Les deux pieds sur terre, debout et à quatre pattes dans les arbres. Sahelanthropus tchadensis, il y a 7 millions d’années, combinait les modes de locomotion. Au terme de 5 ans d’études, menées par 9 chercheurs français et tchadiens dans le cadre d’une coopération scientifique, les fossiles de fémur et d’os de bras de Sahelanthropus tchadensis ont livré une partie de leurs secrets.

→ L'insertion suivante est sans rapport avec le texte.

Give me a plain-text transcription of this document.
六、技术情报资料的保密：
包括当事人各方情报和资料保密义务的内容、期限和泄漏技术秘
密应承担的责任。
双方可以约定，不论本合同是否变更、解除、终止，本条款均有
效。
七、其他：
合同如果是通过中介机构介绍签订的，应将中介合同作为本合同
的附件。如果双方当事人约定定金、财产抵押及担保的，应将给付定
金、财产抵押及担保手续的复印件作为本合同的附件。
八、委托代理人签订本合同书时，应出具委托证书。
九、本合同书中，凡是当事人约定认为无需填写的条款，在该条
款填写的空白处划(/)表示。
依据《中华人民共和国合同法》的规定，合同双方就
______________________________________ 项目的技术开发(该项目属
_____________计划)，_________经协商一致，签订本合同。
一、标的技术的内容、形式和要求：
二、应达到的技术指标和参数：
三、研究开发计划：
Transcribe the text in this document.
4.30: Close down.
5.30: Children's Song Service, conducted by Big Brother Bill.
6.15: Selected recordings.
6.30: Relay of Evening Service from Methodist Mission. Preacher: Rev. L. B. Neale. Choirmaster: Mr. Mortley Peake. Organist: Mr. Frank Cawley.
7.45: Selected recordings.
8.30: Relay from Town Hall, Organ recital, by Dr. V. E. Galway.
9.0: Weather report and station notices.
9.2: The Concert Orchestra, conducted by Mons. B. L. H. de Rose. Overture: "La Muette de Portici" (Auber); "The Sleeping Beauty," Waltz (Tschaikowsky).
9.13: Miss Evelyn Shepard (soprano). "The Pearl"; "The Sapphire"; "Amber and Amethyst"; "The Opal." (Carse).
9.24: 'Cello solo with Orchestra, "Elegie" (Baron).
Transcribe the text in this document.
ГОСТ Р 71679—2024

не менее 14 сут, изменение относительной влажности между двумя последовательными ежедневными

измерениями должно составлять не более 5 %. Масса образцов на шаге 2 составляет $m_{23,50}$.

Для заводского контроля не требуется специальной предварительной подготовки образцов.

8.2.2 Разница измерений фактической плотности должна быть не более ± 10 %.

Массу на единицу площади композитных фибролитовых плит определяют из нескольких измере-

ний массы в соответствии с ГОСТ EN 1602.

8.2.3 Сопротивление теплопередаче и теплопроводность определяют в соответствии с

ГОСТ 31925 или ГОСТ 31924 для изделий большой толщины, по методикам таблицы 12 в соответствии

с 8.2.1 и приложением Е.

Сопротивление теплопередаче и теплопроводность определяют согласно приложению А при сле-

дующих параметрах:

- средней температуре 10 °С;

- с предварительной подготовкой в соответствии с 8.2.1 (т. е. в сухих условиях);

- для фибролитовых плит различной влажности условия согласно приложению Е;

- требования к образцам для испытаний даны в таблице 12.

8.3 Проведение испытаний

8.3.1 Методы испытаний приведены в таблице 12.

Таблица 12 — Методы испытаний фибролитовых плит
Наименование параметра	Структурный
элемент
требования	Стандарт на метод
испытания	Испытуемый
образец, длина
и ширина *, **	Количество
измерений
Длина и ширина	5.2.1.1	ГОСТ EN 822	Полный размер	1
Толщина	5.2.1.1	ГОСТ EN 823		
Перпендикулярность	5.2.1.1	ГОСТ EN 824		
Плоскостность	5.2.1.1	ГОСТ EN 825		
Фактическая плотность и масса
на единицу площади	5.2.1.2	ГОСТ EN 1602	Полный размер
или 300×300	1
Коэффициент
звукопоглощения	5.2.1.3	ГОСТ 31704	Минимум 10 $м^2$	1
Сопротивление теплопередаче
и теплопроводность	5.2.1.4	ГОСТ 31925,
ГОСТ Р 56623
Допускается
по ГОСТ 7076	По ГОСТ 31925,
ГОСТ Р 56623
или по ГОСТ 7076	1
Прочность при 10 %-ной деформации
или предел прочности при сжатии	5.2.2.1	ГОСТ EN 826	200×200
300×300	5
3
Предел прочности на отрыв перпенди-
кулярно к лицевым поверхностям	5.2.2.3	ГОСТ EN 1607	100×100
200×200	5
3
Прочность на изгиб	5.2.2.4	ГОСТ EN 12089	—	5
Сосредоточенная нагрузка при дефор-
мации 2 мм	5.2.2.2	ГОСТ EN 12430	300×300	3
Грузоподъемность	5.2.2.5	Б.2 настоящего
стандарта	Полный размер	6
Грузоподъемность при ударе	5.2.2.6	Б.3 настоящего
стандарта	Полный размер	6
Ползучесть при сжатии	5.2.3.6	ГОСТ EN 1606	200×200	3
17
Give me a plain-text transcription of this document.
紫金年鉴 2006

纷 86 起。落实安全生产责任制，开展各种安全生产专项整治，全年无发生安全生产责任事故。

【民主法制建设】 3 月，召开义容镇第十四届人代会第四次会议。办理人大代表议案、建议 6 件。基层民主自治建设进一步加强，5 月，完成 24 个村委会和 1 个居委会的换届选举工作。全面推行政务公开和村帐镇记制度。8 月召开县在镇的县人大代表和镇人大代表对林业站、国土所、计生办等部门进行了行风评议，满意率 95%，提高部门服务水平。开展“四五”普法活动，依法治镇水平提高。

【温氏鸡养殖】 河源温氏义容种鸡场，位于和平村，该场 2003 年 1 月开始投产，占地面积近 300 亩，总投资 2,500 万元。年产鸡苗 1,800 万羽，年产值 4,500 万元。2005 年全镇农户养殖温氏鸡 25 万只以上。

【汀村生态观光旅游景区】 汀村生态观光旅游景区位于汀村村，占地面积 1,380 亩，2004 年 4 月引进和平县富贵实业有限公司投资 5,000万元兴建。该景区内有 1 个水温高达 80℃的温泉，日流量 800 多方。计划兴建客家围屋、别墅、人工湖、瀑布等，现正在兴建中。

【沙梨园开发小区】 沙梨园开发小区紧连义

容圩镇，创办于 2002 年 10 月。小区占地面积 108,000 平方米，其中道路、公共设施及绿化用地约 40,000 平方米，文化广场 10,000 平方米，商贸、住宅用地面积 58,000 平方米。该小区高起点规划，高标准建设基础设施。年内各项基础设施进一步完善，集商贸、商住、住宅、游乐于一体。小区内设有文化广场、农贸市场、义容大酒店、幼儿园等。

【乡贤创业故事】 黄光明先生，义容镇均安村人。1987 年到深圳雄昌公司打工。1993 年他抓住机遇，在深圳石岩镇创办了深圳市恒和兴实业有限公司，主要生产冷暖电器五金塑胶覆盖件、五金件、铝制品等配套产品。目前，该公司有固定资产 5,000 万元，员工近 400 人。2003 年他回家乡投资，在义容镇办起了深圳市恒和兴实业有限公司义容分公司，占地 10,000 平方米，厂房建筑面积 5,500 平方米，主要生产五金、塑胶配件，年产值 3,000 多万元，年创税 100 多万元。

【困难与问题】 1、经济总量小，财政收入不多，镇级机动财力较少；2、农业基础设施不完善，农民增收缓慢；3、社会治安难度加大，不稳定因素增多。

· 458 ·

L’équipe de recherche du laboratoire Palevoprim, basé à Poitiers, publie aujourd’hui dans la prestigieuse revue Nature les résultats d’une enquête scientifique passant au crible 23 caractères de ces fossiles et les comparant à ceux de 20 espèces, actuelles et fossiles, de grands singes et d’humains.

À la question « Toumaï et ses pairs étaient-ils bipèdes ? » les scientifiques répondent : « Oui… mais pas que ! ». Les données collectées et analysées « renforcent le concept d’une locomotion bipède très précoce dans l’histoire de l’humanité, même si à ce stade d’autres modes de locomotion étaient également pratiqués. » La bipédie étant inhérente à l’homme, leurs découvertes corroborent le fait que Sahelanthropus est le plus ancien représentant connu du genre humain.